Spieker Lab Members

Principal Investigator

Andrew Spieker is an Associate Professor of Biostatistics with research interests in causal inference, sensitivity analyses, and flexible modeling. Dr. Spieker’s lab is currently working on a number of important challenges in causal analysis of mobile health interventions and longitudinal effects of HIV medications.

 

Current Lab Members

Alexis Fleming is a Biostatistics PhD student entering her third year at Vanderbilt University with bachelor’s degrees in Statistics and Financial Economics from Gustavus Adolphus College. Her research interests include developing methods for causal inference and longitudinal analysis, with a particular focus on their applications to health policy.

Kaixing Liu is an MS student in biostatistics at Vanderbilt University, having earned a BS Biological Science (minors in Economics and Statistics) from Tsinghua University. His research interests are primarily in causal inference methods.

 

Lab Alumni

Jamie Joseph is a biostatistician at Henry Ford Heath. Her dissertation centered on instrumental variable and causal mediation-based methods for examining the role of engagement in mobile health interventions. Prior to studying at Vanderbilt, she received her MS in Analytics from Georgia Tech, and her BS from the College of William and Mary.

Julia Whitman completed her masters in biostatistics at Vanderbilt University. Her research focused on identifying properties of variance estimators in finite samples. Other areas of interest include methods and applications for clinical trial efficiency, health policy, adaptive trials and large-scale platform studies.

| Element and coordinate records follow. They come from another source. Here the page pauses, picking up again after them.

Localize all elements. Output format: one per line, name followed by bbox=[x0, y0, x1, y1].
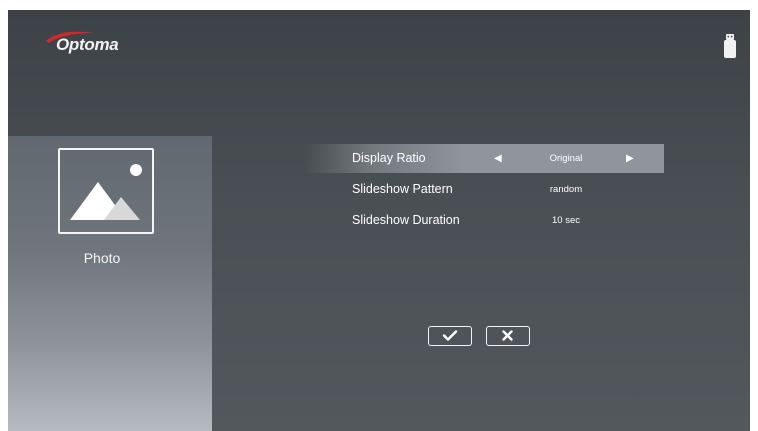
setting-row-slideshow-pattern[interactable]: Slideshow Pattern random bbox=[304, 175, 664, 204]
setting-label-slideshow-duration: Slideshow Duration bbox=[352, 213, 460, 227]
checkmark-icon bbox=[442, 330, 458, 341]
left-arrow-icon[interactable]: ◀ bbox=[494, 153, 502, 165]
setting-label-slideshow-pattern: Slideshow Pattern bbox=[352, 182, 453, 196]
close-icon bbox=[502, 330, 513, 341]
photo-settings-list: Display Ratio ◀ Original ▶ Slideshow Pat… bbox=[304, 144, 664, 237]
setting-value-display-ratio: Original bbox=[549, 153, 583, 164]
projector-menu-screen: Optoma Photo Display Ratio ◀ Original ▶ … bbox=[8, 10, 750, 431]
setting-value-slideshow-pattern: random bbox=[549, 184, 583, 195]
dialog-actions bbox=[428, 326, 538, 350]
usb-drive-icon bbox=[724, 34, 736, 58]
setting-row-slideshow-duration[interactable]: Slideshow Duration 10 sec bbox=[304, 206, 664, 235]
setting-value-slideshow-duration: 10 sec bbox=[552, 215, 580, 226]
media-sidebar: Photo bbox=[8, 136, 212, 431]
cancel-button[interactable] bbox=[486, 326, 530, 346]
confirm-button[interactable] bbox=[428, 326, 472, 346]
photo-media-tile[interactable] bbox=[58, 148, 154, 234]
setting-label-display-ratio: Display Ratio bbox=[352, 151, 426, 165]
photo-icon bbox=[70, 164, 142, 220]
brand-name: Optoma bbox=[56, 35, 119, 54]
optoma-logo: Optoma bbox=[44, 28, 134, 58]
setting-row-display-ratio[interactable]: Display Ratio ◀ Original ▶ bbox=[304, 144, 664, 173]
photo-label: Photo bbox=[83, 250, 121, 266]
right-arrow-icon[interactable]: ▶ bbox=[626, 153, 634, 165]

Nicholas Micheletti is a biostatistician working with the NIH at the Center for Cancer Research. Nick graduated from Vanderbilt University with a MS in Biostatistics in 2024; his thesis was entitled “The Second Generation Acceptability Curve: A Novel Visualization Approach to Cost-Effectiveness Analysis.”

Nate Dowd graduated with an MS in Biostatistics from Vanderbilt University and is currently a Research Statistician at the Frist Center for Autism and Innovation. His research interests include statistical modeling, causal inference, machine learning, R, data visualization. He has expertise in receiver operating characteristic (ROC) methods and has explored parametric, semi-parametric, and non-parametric approaches to ROC estimation and regression.

Jackson Resser is a biostatistician at Vanderbilt University Medical Center. His current work involves collaborations on several infectious disease projects studying influenza, RSV, and COVID-19. His roles range from data management to data analysis. Prior to his current position, he studied at Vanderbilt University under the advisory of Dr. Spieker. His thesis work involved developing a risk score framework for predicting RSV severity among a population of infants.

Caroline Birdrow is a biostatistician in the Department of Biostatistics at Vanderbilt University Medical Center. She received her Master of Science in Biostatistics from Vanderbilt University in 2021 and her Bachelor of Arts in Mathematics from Washington and Lee University in 2016.  She currently collaborates with the Critical Illness, Brain Dysfunction and Survivorship (CIBS) Center on management of data and the statistical analyses of a variety of studies pertaining to delirium in the ICU.

Aaron Lee is a biostatistician in the Department of Biostatistics at Vanderbilt University Medical Center. He completed his MS degree in Biostatistics from Vanderbilt University in 2021; his thesis was entitled “The Impact of Inherent Measurement Error in the Hemagglutination Inhibition Assay for the Evaluation of Vaccine Immunogenicity.”